Une jeunesse dans le tumulte


Michelle Pannetier-Alabert





4e de couverture :
En 1940, le Maroc, sous protectorat français, est administré par le régime de Vichy. Le débarquement des alliés en 1942 fera l’objet de durs combats. La civilisation américaine envahit les rues de Casablanca mais la guerre n’est pas finie. Les soldats américains de l’armée d’Afrique se mobilisent pour libérer l’Europe. La jeunesse et l’amour triompheront de cette période troublée. Gisèle et Andrée sont des jeunes filles élevées dans les principes moraux du début du siècle mais la guerre, avec ses souffrances et ses rencontres, bouleversera les mentalités et galvanisera le courage des EVDG (engagés volontaires pour la durée de la guerre).


Mon avis :
Un roman plaisant à lire mais qui me laisse l’impression de ne pas aller au bout de son histoire…
Michelle Pannetier-Alabert sait écrire, c’est une évidence. Son style est un peu à l’image de la belle couverture du bouquin, il dégage quelque chose de léger, agréable comme une belle matinée de printemps. Sur la forme, on pourra cependant regretter qu’une partie du roman (vers le milieu) semble avoir été moins bien relue que le reste : il y subsiste de nombreuses coquilles ! Mais si l’on oublie ce petit détail, on se laisse assez facilement charmé par la plume de cette auteure que je découvre à travers ce roman.
Une jeunesse dans le tumulte a d’abord suscité mon intérêt par sa dimension historique dans un contexte peu souvent abordé : le Maroc pendant la Seconde Guerre mondiale. On y suit, à travers la jeune génération, deux familles d’immigrés vivant dans ce pays, ainsi qu’un jeune Américain et ses amis qui participent au débarquement sur les côtes africaines. Ces deux familles ne fréquentent pas beaucoup les autochtones… le lecteur non plus ! Résultat : on se sent un peu coupé du Maroc. À quelques détails près, on aurait pu rencontrer ces gens au fin fond du Berry, ça n’aurait pas changé grand-chose. Les mentalités de l’époque, pour des familles de culture chrétienne, sont identiques, quel que soit l’endroit. C’est mon premier regret. On est au Maroc, mais on a parfois du mal à le sentir.

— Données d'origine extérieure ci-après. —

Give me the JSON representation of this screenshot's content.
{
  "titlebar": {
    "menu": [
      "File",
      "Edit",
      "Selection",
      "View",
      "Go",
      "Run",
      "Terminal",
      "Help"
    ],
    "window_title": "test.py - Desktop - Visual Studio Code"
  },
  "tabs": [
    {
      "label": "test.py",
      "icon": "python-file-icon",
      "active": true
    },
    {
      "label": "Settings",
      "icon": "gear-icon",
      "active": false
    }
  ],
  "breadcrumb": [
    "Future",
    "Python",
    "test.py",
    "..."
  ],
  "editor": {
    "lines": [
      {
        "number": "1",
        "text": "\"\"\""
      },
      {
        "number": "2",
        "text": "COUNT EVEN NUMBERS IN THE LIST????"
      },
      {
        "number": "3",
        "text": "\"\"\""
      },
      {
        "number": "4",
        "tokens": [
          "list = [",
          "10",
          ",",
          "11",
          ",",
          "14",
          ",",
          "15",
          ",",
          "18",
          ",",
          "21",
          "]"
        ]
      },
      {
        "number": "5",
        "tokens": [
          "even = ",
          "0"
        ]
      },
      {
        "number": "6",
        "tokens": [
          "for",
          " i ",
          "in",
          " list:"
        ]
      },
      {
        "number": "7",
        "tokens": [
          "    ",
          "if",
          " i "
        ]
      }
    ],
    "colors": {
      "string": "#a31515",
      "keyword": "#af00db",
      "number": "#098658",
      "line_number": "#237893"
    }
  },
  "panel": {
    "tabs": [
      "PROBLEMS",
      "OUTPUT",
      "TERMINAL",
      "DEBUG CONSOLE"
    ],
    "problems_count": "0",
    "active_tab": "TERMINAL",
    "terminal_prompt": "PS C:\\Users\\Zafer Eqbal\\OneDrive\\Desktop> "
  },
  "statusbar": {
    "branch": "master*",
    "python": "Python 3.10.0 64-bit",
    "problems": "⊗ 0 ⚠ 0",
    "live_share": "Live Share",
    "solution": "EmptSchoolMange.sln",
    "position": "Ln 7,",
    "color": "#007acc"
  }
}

Le deuxième est du même ordre : quelques paragraphes apportent des informations sur des points de détail historiques, concernant la situation politique de l’époque, par exemple, et expliquant certaines décisions stratégiques sur le terrain, mais ces passages semblent un peu collés sur le récit, sans vraiment s’y intégrer. On suit quelques actions auxquelles les jeunes Américains cités plus haut prennent part, mais on n’a pas vraiment l’impression de participer à ce débarquement.
En hésitant entre témoignage sur la vie de la jeunesse au Maroc dans les années quarante et roman historique sur les événements de cette même période, ce roman ne nous donne finalement pas assez ni de l’un ni de l’autre. Sans rendre l’ensemble complètement fade, les ingrédients s’atténuent l’un l’autre et nous laissent finalement l’impression d’être passés à côté du sujet. C’est dommage, parce que la plume de Michelle Pannetier-Alabert est vraiment agréable à suivre.